先月、脊柱が残った肉が発見され、再び輸入停止になった米国牛肉の問題で米国農務省(USDA)は、17日、調査報告書を発表し、日本政府に提出した。要は、この事件はあくまで例外であり、いろいろ再発防止策も立てたから、お前ら早く輸入再開しろよ、ゴルァ!(逆ギレ)というものらしい。本体およびその日本語版要約と関連文書がこれ。


また朝日新聞がまとめた米政府の主な再発防止策の要点はこちら。

  1. 牛肉輸出証明書に農務省食品安全検査局(FSIS)の2人の担当官の署名義務づけ
  2. 農務省による抜き打ち検査
  3. 輸出プログラムを定めたすべての相手国の安全基準の再確認
  4. FSISの検査官の再訓練と、訓練を無事終了したことを示す署名付き終了証明書を得ることの義務づけ
  5. 輸出プログラムに参加しているすべての施設による会議を行い、こうした施設が確実に基準を達成していることの確認

「2人の担当官が署名」とか言ってるけど、今回の背骨つき牛肉も、二人の検査官が確認したんじゃなかったっけ?何号か前のニューズウィークには、アメリカでは検査官のお仕事は、問題を発見し、食肉処理や出荷をコントロールすることではなく、スムーズに作業が進むように、何があろうとも書類にサインをすることだと書かれていたぞ?ある検査官は、問題を指摘して工場のラインを止めようとしたら、そこの会社がUSDAに連絡し、USDAから検査官に「即刻、サインするように」と電話が入ったり、それをも拒んだ検査官が停職処分になったりという例もあるらしい。
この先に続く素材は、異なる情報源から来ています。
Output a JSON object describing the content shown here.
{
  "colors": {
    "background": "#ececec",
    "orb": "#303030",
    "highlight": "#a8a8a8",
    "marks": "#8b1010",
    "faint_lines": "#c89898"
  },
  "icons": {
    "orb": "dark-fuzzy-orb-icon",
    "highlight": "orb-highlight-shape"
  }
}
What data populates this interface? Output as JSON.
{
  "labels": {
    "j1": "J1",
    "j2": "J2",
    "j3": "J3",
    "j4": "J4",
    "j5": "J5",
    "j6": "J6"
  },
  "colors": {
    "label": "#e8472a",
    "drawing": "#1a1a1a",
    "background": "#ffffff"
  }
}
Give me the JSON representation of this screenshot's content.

それが「例外」なのか氷山の一角なのかは知らんが、安易に信用しちゃならんのは間違いない。
それと今回の報告書に加えて、今月2日にUSDA監査局(OIG)が発表したUSDAの狂牛病(BSE)対策に関する監査結果BSE Audit Report – Phase II and Phase III (PDF)が指摘していた、歩行困難な牛(へたり牛)29頭が食肉用に処理されていた問題についても「調査報告」が提出されたらしいが、その結論が笑ってしまう。

米農務省「歩行困難な牛はけが」 監査局報告で見解 (asahi.com 2006年02月18日19時55分)
 ジョハンズ米農務長官は17日の記者会見で、米農務省監査局の報告で指摘されていた、歩行困難な牛29頭が食肉用に処理されていた問題について、「これらの牛はいったん検査をパスした後、床で滑って転ぶなどして骨折した」と述べ、食品安全上の問題はないという認識を示した。
 正常に歩けない状態は牛海綿状脳症(BSE)感染の兆候とされ、米国でも食用にすることは禁止されている。監査局の報告では「29頭のうち20頭は歩けなくなった理由が記録されていない」と指摘していた。ジョハンズ長官は「(原因を記録していなかった)書類処理上の問題」とした。
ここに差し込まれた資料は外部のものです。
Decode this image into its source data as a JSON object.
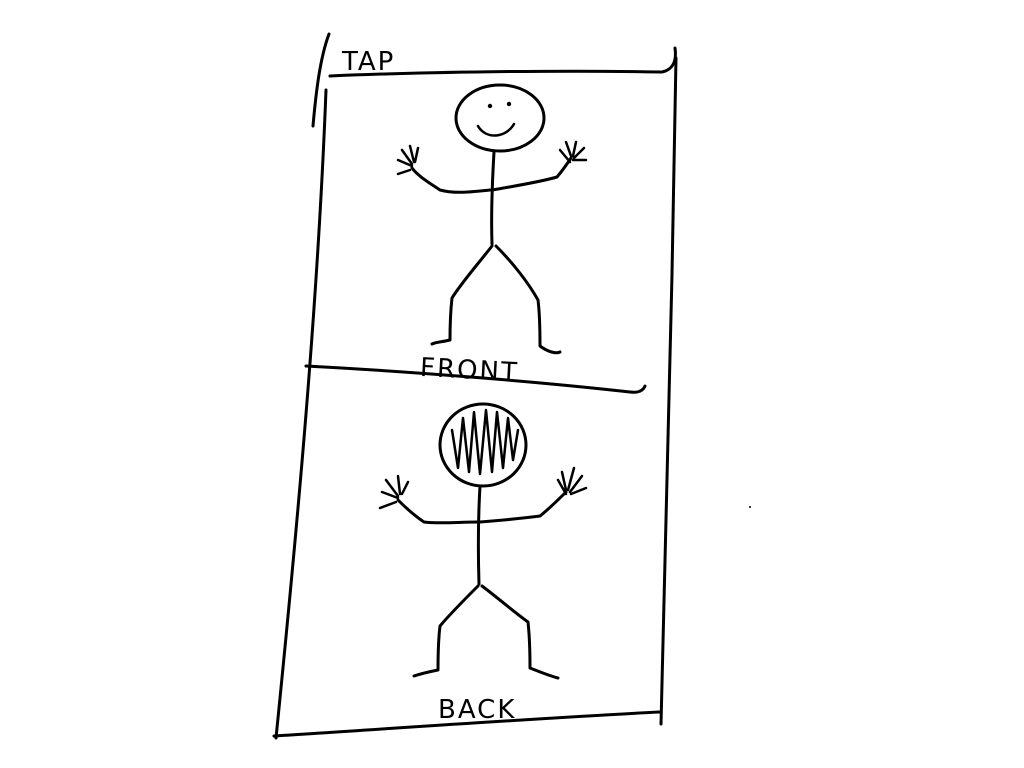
{
  "labels": {
    "top": "TAP",
    "front": "FRONT",
    "back": "BACK"
  },
  "colors": {
    "background": "#ffffff",
    "ink": "#000000"
  }
}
上でリンクしたTRANSCRIPT: Agriculture Secretary Mike Johanns Tele-News Conference To Discuss Results Of The USDA Investigation Of Ineligible Shipment To Japanでジョハンズ農務長官はこんなことを言ってる。

In terms of the downer animals, in a two-year period of time we will process — well, we process about 30 million animals a year, so that would have been about 60 million animals if it’s over two years. And I think there were 20-some animals, yeah 29 animals where there was some confusion about what does “downer” animal mean. (「へたり牛」とは何かについて混乱があったのだ)
The situation here that we offer to Japan is that as animals are processed they are inspected at a given point. These animals passed inspection. Once through inspection they fell on a slippery floor or something, broke a leg. So it raised the question of documentation. Should this animal enter the food supply or not enter the food supply? What’s the definition of “downer?” (それらの動物は一旦、検査にパスして、滑りやすい床で滑ったか何かして足を折ってしまったのだ。その結果、書類処理上の問題が生じた。この動物を食料供給に入れるべきかどうか。「へたり」の定義とは何なのか?)

これとまったく同じ説明(言い訳?)は、すでに2月11日にもされていて、2ちゃんねるのスレでも、「もっとうまい言い訳考えろよ」とか「これがアメリカンジョークですか?」と散々嗤われてたけど、今回の報告結果が出る6日も前に同じ説明がされてるということだけでも、これが、とってつけた言い訳に過ぎない可能性が高いといえるだろう。
ちなみにOIGの監査報告書では、この件について次のように書かれている(Page 67: 太字強調は筆者)。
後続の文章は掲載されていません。